July 14, 2024

What architecture does Linux run on?

2 min read

Linux is a highly versatile operating system that can run on a wide range of computer architectures. It was designed to be portable and adaptable, allowing it to support various hardware platforms. Some of the architectures that Linux can run on include:

x86 and x86-64 (Intel and AMD): Linux is commonly used on desktops, laptops, and servers running on x86 (32-bit) and x86-64 (64-bit) processors from Intel and AMD.

ARM: Linux is widely used on devices powered by ARM processors, such as smartphones, tablets, embedded systems, and Internet of Things (IoT) devices.

PowerPC: Linux supports the PowerPC architecture, used in some older Macintosh computers and certain embedded systems.

MIPS: Linux runs on the MIPS (Microprocessor without Interlocked Pipeline Stages) architecture, which is used in some routers, networking equipment, and other embedded systems.

RISC-V: As an open-source architecture, RISC-V is gaining popularity, and Linux has been ported to run on RISC-V processors.

SPARC: Linux can run on SPARC (Scalable Processor Architecture) processors used in some older Sun Microsystems servers and workstations.

Alpha: Although less common today, Linux used to run on Alpha processors, which were manufactured by Digital Equipment Corporation (DEC).

Itanium (IA-64): Linux has been ported to run on Itanium processors, although support for this architecture has diminished in recent years.
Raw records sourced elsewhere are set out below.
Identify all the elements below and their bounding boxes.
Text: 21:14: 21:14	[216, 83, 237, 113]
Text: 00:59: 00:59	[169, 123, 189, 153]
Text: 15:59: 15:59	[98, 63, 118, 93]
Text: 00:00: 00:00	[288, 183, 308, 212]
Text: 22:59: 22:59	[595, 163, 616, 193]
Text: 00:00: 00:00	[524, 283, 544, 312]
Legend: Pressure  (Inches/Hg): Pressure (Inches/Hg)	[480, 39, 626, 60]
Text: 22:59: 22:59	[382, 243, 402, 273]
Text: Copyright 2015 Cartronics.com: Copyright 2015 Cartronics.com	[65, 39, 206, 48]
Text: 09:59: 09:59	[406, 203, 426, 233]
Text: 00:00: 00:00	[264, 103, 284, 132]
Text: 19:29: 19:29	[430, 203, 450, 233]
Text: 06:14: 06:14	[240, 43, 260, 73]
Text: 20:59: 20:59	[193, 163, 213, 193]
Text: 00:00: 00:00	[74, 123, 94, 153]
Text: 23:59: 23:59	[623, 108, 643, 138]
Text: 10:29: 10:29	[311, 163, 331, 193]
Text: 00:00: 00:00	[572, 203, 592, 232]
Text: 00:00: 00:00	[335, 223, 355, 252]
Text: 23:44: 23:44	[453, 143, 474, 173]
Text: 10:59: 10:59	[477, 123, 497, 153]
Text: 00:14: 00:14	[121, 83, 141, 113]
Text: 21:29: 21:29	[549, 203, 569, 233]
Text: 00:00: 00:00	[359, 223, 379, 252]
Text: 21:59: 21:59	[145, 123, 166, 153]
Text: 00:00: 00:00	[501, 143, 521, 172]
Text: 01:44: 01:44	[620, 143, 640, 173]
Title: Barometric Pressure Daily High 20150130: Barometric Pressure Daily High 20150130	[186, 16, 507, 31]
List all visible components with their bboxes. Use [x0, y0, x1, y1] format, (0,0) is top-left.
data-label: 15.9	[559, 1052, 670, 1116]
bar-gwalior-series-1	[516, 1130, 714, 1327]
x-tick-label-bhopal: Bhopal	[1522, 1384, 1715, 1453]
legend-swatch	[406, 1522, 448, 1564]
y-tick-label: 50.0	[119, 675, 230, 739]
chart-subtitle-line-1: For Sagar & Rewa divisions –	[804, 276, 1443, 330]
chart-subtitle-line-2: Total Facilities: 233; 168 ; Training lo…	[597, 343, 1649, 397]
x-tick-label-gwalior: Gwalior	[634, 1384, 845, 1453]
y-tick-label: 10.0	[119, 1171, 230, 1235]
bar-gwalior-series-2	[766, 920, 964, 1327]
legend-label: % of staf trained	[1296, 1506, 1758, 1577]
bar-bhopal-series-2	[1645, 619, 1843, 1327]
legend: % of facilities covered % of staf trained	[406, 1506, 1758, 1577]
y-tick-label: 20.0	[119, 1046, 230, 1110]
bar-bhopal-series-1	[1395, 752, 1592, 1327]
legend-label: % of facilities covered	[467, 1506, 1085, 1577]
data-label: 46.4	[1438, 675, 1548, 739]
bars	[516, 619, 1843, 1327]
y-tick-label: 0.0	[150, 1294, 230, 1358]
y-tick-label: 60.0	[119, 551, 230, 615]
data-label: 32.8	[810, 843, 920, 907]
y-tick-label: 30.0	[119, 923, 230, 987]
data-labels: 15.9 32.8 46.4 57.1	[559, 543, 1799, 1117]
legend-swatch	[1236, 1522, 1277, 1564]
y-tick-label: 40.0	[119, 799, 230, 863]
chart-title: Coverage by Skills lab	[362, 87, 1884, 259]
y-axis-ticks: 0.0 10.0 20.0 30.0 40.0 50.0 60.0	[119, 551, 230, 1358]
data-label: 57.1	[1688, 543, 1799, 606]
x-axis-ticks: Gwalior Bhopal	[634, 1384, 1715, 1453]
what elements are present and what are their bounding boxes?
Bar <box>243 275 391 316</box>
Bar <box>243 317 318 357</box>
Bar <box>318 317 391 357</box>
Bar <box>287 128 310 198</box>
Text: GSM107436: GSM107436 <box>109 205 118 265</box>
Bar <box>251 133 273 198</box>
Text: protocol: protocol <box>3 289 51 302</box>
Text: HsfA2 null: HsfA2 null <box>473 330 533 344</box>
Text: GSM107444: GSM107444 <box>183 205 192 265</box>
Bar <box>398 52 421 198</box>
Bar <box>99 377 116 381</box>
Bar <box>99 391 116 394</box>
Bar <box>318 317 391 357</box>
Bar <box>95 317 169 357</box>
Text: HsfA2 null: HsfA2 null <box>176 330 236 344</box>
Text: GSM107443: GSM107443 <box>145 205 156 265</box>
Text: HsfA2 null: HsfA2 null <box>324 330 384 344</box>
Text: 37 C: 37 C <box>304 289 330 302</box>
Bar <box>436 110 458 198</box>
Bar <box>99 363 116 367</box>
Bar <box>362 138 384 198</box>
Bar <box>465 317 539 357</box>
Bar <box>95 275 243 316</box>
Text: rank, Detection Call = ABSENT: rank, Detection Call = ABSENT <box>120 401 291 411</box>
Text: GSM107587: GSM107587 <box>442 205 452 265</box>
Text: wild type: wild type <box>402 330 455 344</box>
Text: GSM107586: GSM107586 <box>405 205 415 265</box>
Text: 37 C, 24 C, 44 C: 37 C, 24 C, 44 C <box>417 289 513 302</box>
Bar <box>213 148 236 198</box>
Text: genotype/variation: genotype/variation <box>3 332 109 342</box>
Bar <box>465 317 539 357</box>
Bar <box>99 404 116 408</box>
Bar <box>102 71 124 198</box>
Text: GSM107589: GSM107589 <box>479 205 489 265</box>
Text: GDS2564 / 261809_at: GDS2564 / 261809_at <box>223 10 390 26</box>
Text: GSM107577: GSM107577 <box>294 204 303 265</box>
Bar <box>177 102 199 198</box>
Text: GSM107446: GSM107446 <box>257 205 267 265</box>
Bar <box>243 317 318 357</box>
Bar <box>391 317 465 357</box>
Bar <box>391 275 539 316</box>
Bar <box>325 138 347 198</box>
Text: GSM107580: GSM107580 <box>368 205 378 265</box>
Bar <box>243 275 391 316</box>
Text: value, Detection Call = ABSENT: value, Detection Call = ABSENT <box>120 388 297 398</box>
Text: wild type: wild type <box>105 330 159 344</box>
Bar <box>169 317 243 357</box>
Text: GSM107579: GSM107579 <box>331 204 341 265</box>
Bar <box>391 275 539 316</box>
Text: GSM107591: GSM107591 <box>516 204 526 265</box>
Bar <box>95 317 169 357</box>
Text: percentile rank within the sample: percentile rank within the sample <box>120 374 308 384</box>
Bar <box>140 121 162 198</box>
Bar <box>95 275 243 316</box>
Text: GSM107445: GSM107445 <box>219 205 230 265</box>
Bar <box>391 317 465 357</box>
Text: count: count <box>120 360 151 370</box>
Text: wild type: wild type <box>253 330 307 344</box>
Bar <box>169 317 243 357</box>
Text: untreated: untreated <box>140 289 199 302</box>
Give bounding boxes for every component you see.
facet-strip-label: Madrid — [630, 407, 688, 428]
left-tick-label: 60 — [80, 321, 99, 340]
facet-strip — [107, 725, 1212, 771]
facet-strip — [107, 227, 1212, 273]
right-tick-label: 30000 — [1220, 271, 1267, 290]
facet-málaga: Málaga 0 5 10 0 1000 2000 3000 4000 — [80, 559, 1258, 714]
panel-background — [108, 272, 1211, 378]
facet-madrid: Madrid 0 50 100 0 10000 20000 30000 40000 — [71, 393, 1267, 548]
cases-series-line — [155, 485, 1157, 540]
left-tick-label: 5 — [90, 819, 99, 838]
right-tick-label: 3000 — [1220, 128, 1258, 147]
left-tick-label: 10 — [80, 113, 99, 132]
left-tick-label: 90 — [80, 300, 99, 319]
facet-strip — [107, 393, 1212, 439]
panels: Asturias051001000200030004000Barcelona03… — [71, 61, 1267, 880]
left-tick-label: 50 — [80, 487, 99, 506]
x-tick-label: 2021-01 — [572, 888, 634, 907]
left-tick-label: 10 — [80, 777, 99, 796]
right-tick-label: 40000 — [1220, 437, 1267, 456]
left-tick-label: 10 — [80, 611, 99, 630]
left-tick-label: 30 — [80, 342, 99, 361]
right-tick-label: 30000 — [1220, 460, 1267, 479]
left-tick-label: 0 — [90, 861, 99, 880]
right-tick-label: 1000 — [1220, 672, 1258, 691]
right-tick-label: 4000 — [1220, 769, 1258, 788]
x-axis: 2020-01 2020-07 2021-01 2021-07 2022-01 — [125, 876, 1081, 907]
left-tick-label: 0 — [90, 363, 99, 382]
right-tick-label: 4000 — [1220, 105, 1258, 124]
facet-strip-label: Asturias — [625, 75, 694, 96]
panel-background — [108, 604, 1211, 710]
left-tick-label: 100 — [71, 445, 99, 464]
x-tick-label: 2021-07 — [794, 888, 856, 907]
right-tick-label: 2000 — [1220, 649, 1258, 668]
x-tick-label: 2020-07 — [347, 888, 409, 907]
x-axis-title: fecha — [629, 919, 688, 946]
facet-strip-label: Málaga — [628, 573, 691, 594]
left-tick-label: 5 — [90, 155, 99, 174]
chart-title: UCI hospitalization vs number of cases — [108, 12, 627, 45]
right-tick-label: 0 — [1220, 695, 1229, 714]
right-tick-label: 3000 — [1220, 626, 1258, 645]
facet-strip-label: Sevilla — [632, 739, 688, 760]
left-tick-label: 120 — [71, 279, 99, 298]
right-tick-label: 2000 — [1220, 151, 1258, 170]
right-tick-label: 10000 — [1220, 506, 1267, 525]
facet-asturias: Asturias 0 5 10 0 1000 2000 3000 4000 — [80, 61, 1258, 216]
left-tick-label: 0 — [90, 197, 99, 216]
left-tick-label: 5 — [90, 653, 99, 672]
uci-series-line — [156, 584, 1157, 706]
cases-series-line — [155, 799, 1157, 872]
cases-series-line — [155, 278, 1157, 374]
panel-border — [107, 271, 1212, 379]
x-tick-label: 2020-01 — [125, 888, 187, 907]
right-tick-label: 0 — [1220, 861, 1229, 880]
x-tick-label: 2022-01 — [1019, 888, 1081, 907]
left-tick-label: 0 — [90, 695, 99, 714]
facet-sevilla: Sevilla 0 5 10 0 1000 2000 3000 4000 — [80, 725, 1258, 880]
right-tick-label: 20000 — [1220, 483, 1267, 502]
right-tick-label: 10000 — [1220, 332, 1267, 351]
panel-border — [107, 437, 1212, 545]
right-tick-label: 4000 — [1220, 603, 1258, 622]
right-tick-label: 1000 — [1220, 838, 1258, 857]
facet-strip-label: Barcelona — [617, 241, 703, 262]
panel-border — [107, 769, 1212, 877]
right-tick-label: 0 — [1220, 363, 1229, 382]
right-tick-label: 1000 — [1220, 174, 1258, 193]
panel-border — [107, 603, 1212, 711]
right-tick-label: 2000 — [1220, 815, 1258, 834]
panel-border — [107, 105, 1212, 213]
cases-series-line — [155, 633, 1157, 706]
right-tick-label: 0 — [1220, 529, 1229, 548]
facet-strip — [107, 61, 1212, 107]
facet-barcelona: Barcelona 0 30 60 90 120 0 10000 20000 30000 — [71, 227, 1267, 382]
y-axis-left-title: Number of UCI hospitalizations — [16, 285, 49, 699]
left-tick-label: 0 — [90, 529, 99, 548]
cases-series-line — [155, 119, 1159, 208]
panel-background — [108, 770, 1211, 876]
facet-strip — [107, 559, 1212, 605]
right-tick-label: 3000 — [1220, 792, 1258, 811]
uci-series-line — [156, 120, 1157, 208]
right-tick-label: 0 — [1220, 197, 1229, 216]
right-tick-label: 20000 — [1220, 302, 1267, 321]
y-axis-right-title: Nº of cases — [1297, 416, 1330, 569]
These are just some examples of the many architectures that Linux supports. The wide range of supported architectures is one of Linux’s strengths, enabling it to be used in various computing devices, from small embedded systems to powerful servers and supercomputers. The open-source nature of Linux has also facilitated community-driven efforts to port the operating system to new and emerging architectures.